The auto rental counters are at “basically zero revenue.”

Finances through fiscal Q4
Before the coronavirus crisis hit, Tri-Cities Airport was on a pace to increase passenger traffic by a significant amount over the previous year. That fact will help the airport coast to the finish line of the current fiscal year despite what Cossey describes as a “huge decline” since the crisis began.

In analyzing the possibilities for the rest of fiscal 2020, Director of Finance Rene Weber began by deleting two months from the revenue stream of traffic-sensitive revenue (TSR) accounts, including landing fees, terminal space rental, general aviation costs and fuel flow. “An analysis indicates that we lose about $350,000 per month just from those air-traffic-sensitive accounts. That is about 60 percent of our revenues.”

That presents the airport with a small operating loss for fiscal year 2020. “I should add that through February of 2020, we were up significantly,” Weber said. “Our traffic through February, which was eight months ended, had a 12.8 percent increase. So, we’re going down into the valley now, but at least we were on top of the hill when we started the downward roll.”

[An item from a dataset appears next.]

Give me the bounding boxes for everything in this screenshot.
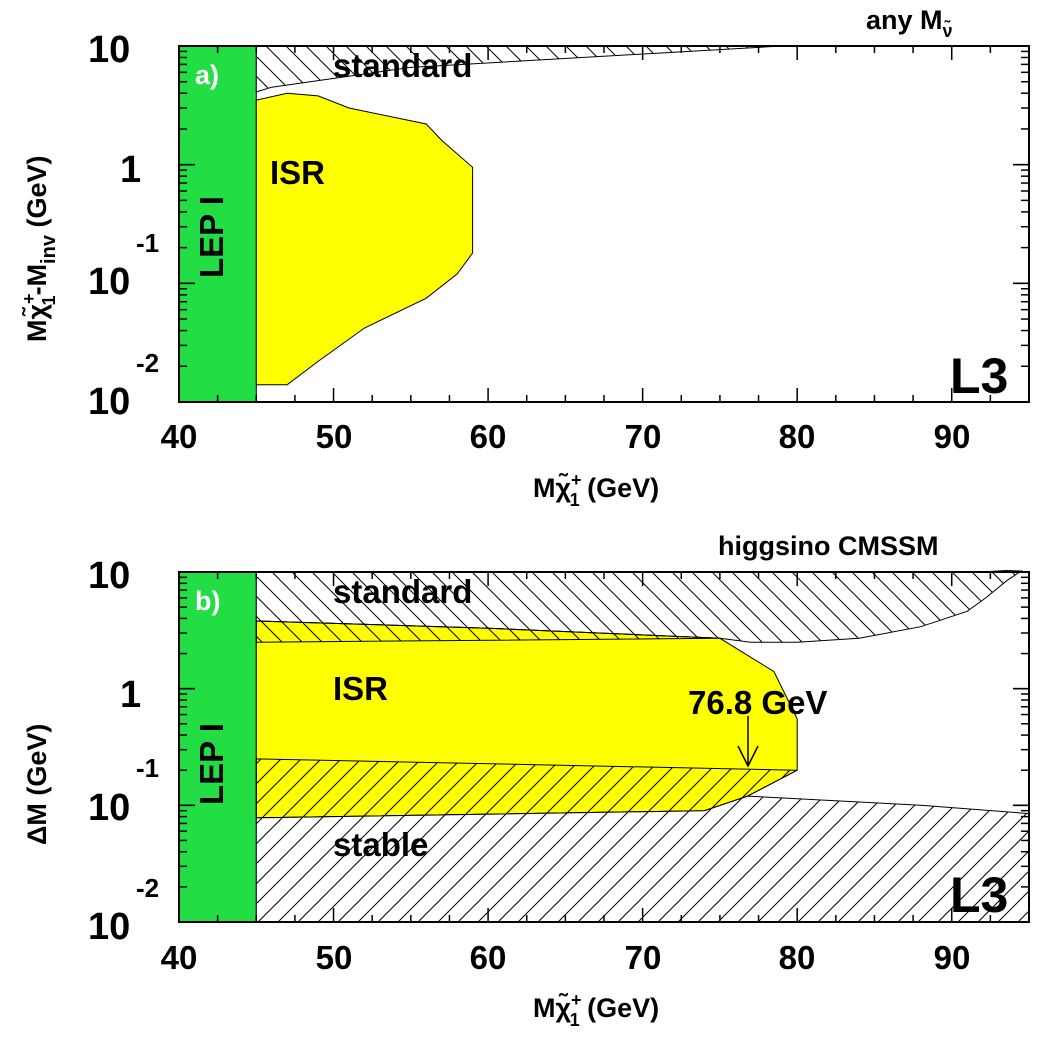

Weber noted a 45 percent decline in TSR for March, and modeled a 90 percent decline for April, and 80 percent shortfall for May and a 75 percent shortfall for June. That would end the fiscal year with projected revenues 9 percent less than budgeted and projected expenses 0.8 percent less than budgeted. The overall impact nets out to a net operating loss of $331,096 for FY 2020.

Finances in fiscal 2021
In devising a draft budget for FY2021, Weber projected operating expenses to increase slightly, to roughly $7.3 million. His operating revenue projection shows the airport collecting 7.7 percent less than was budgeted for FY 2020. That creates a net operating loss of $683,785.

Cossey had already told the executive committee that the budget for fiscal 2021 will have to be a “living document. The future is very fuzzy right now as far as where things are going for our airport. There is no way to tell over the next six to 12 months how things are going to go.”

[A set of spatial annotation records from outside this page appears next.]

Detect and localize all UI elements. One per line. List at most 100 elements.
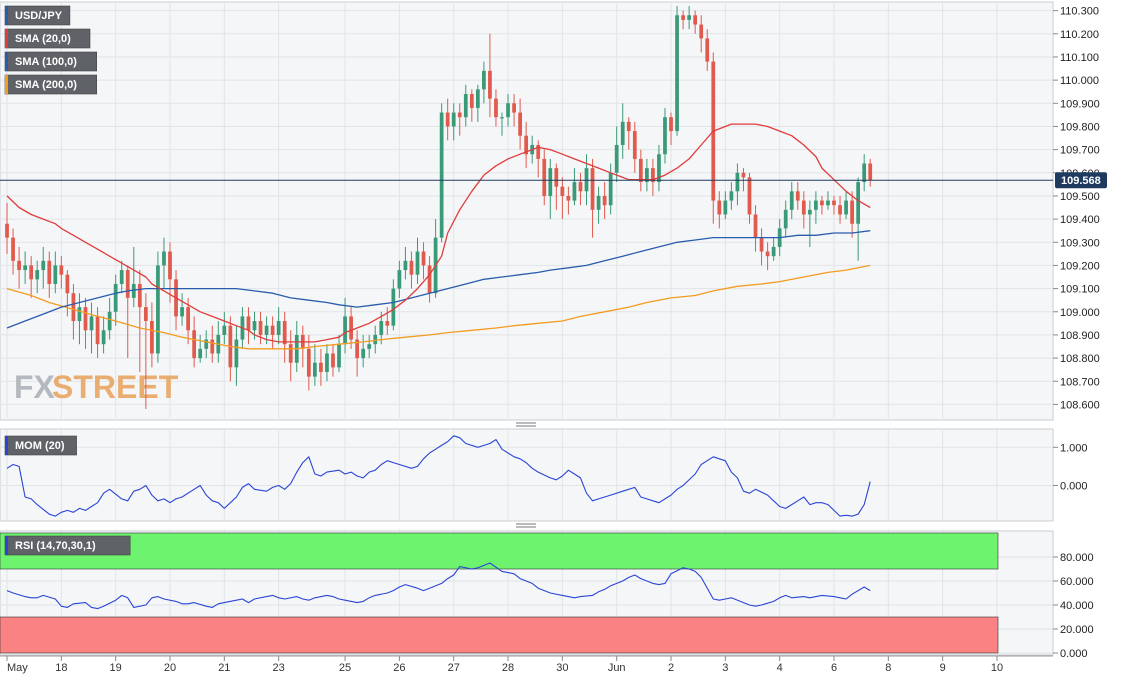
candle (663, 107, 667, 164)
candle-body (337, 344, 341, 368)
candle-body (71, 293, 76, 322)
main-legend-item[interactable]: SMA (20,0) (4, 28, 91, 49)
main-y-tick-label: 109.100 (1060, 284, 1100, 296)
candle (143, 293, 148, 410)
candle-body (705, 38, 710, 62)
rsi-legend-label: RSI (14,70,30,1) (15, 540, 96, 552)
candle (53, 251, 58, 294)
candle-body (826, 200, 830, 206)
x-tick-label: Jun (608, 662, 626, 674)
candle (101, 316, 106, 354)
candle-body (572, 182, 577, 201)
candle-body (276, 321, 281, 335)
main-y-tick-label: 109.200 (1060, 260, 1100, 272)
candle-body (77, 307, 82, 322)
candle-body (65, 274, 70, 294)
candle (325, 344, 329, 382)
main-legend-swatch (5, 6, 8, 25)
candle-body (482, 70, 486, 90)
candle-body (469, 94, 474, 108)
candle-body (409, 260, 414, 275)
candle (759, 228, 764, 266)
panel-splitter-1[interactable] (516, 422, 536, 427)
main-legend-swatch (5, 29, 8, 48)
panel-splitter-2[interactable] (516, 523, 536, 528)
candle-body (645, 168, 649, 183)
candle (844, 191, 848, 220)
candle (35, 260, 40, 294)
candle (518, 98, 522, 150)
candle-body (554, 168, 559, 187)
candle-body (119, 270, 124, 284)
main-y-tick-label: 110.100 (1060, 52, 1099, 64)
candle (5, 202, 9, 254)
candle (608, 163, 613, 215)
main-legend-item[interactable]: SMA (200,0) (4, 74, 97, 95)
candle (41, 246, 46, 289)
candle-body (620, 121, 625, 145)
rsi-line (6, 562, 871, 610)
candle-body (270, 325, 275, 335)
rsi-overbought-zone (0, 532, 999, 570)
x-tick-label: 9 (940, 662, 946, 674)
x-tick-label: 18 (55, 662, 67, 674)
candle (512, 94, 516, 127)
rsi-y-tick-label: 40.000 (1060, 600, 1094, 612)
candle-body (596, 195, 601, 210)
candle-body (421, 251, 426, 266)
candle-body (137, 283, 142, 308)
candle-body (524, 135, 529, 155)
candle-body (397, 270, 402, 289)
candle (729, 182, 734, 210)
candle-body (741, 172, 746, 178)
candle-body (168, 251, 172, 280)
candle (313, 344, 317, 386)
candle-body (23, 265, 27, 271)
candle (234, 325, 239, 386)
candle-body (832, 200, 836, 206)
momentum-legend-item[interactable]: MOM (20) (4, 435, 77, 456)
x-tick-label: 4 (777, 662, 783, 674)
candle-body (663, 117, 667, 155)
candle (409, 251, 414, 289)
main-legend-item[interactable]: SMA (100,0) (4, 51, 97, 72)
main-y-tick-label: 109.300 (1060, 237, 1100, 249)
candle-body (258, 321, 263, 335)
candle-body (651, 168, 655, 183)
candle (868, 158, 873, 187)
candle (95, 307, 100, 359)
candle (765, 242, 770, 271)
candle-body (693, 15, 698, 25)
candle-body (494, 98, 498, 118)
candle-body (53, 265, 58, 284)
x-tick-label: 6 (831, 662, 837, 674)
candle-body (192, 330, 197, 359)
candle (445, 98, 450, 141)
candle-body (729, 191, 734, 201)
main-legend-label: USD/JPY (15, 10, 63, 22)
candle-body (5, 223, 9, 238)
candle (385, 307, 390, 335)
candle-body (844, 200, 848, 215)
candle (331, 344, 335, 377)
rsi-legend-item[interactable]: RSI (14,70,30,1) (4, 535, 131, 556)
main-legend-item[interactable]: USD/JPY (4, 5, 71, 26)
candle-body (632, 131, 637, 159)
candle (463, 84, 468, 127)
candle-body (234, 339, 239, 368)
candle-body (349, 316, 353, 340)
candle-body (373, 334, 378, 345)
candle-body (415, 251, 420, 275)
momentum-legend-label: MOM (20) (15, 440, 65, 452)
momentum-y-tick-label: 1.000 (1060, 442, 1088, 454)
candle (373, 325, 378, 354)
candle (349, 307, 353, 349)
candle (391, 279, 396, 331)
x-tick-label: 27 (448, 662, 460, 674)
momentum-line (6, 435, 871, 517)
main-panel (0, 1, 1054, 421)
candle-body (107, 311, 112, 331)
candle (137, 270, 142, 372)
candle-body (518, 112, 522, 136)
candle (669, 112, 673, 145)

Weber said, “From a budget standpoint for 2021, obviously we don’t have some of the tools we normally use for our budgeting process, which includes the rates and charges model which actually spins off from the proposed flight schedules.”

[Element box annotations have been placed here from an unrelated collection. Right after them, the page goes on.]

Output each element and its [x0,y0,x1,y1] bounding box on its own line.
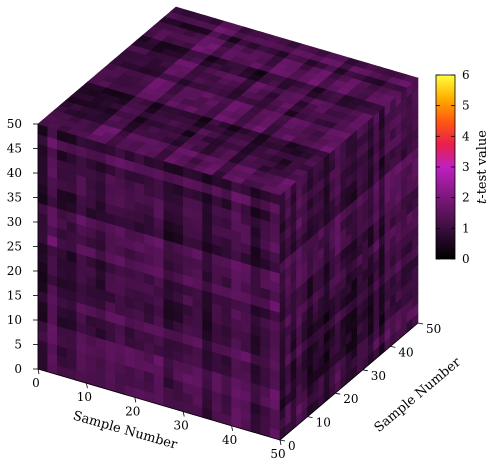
y-axis-title: Sample Number [372,354,465,435]
y-tick [307,416,313,418]
y-tick-label: 40 [398,345,413,359]
y-tick-label: 20 [343,392,358,406]
x-tick [37,368,40,375]
z-tick-label: 20 [7,264,22,278]
front-face [37,123,281,441]
cube-faces [37,6,419,441]
x-tick [182,411,185,417]
top-face [37,6,419,196]
z-tick-label: 30 [7,215,22,229]
x-tick-label: 10 [77,390,92,404]
x-tick-label: 50 [270,447,285,458]
colorbar: 0 1 2 3 4 5 6 t-test value [435,68,489,266]
x-tick [86,383,88,389]
y-axis-line [279,322,419,441]
colorbar-tick-label: 0 [462,252,470,266]
y-tick-label: 0 [288,439,296,453]
z-tick-label: 15 [7,289,22,303]
z-tick-label: 35 [7,191,22,205]
colorbar-tick-label: 3 [462,160,470,174]
colorbar-tick-label: 5 [462,99,470,113]
y-tick [417,322,424,325]
x-tick-label: 0 [32,376,40,390]
z-tick-label: 10 [7,313,22,327]
z-tick-label: 0 [14,362,22,376]
axis-ticks: 0102030405001020304050051015202530354045… [7,117,442,458]
y-tick [390,346,396,348]
y-tick-label: 30 [371,369,386,383]
y-tick [279,439,286,442]
colorbar-title: t-test value [475,130,489,204]
x-tick [279,439,282,446]
right-face [279,77,419,441]
z-tick-label: 5 [14,338,22,352]
z-tick-label: 45 [7,142,22,156]
x-tick-label: 40 [222,433,237,447]
z-tick-label: 40 [7,166,22,180]
y-tick-label: 10 [316,416,331,430]
x-tick-label: 30 [174,419,189,433]
colorbar-tick-label: 4 [462,129,470,143]
z-tick-label: 50 [7,117,22,131]
x-axis-line [37,368,281,441]
colorbar-tick-label: 6 [462,68,470,82]
y-tick-label: 50 [426,322,441,336]
heatmap-cell [402,74,419,84]
colorbar-tick-label: 2 [462,191,470,205]
x-tick [134,397,137,403]
colorbar-tick-label: 1 [462,221,470,235]
x-tick-label: 20 [125,404,140,418]
y-tick [362,369,368,372]
x-tick [231,425,233,431]
z-tick-label: 25 [7,240,22,254]
y-tick [335,392,341,395]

Those flight schedules remain a far-away moving target. “It’s not that they’re not trying,” Cossey says of the airlines. “It’s just trying to figure out the impact this is having to their whole network. It’s not just, ‘What’s the schedule at Tri-Cities?’ It’s what’s the schedule in the whole network they run and how does one domino hit the next domino. Trying to get that schedule for them is a nightmare.”

“We will try to come up with the most accurate budget we can for 2021 in June and we’ll get that approved at the June board meeting, but again, we’re just going to have to be prepared for all kinds of different possibilities and be very adaptive on almost a month-to-month basis.”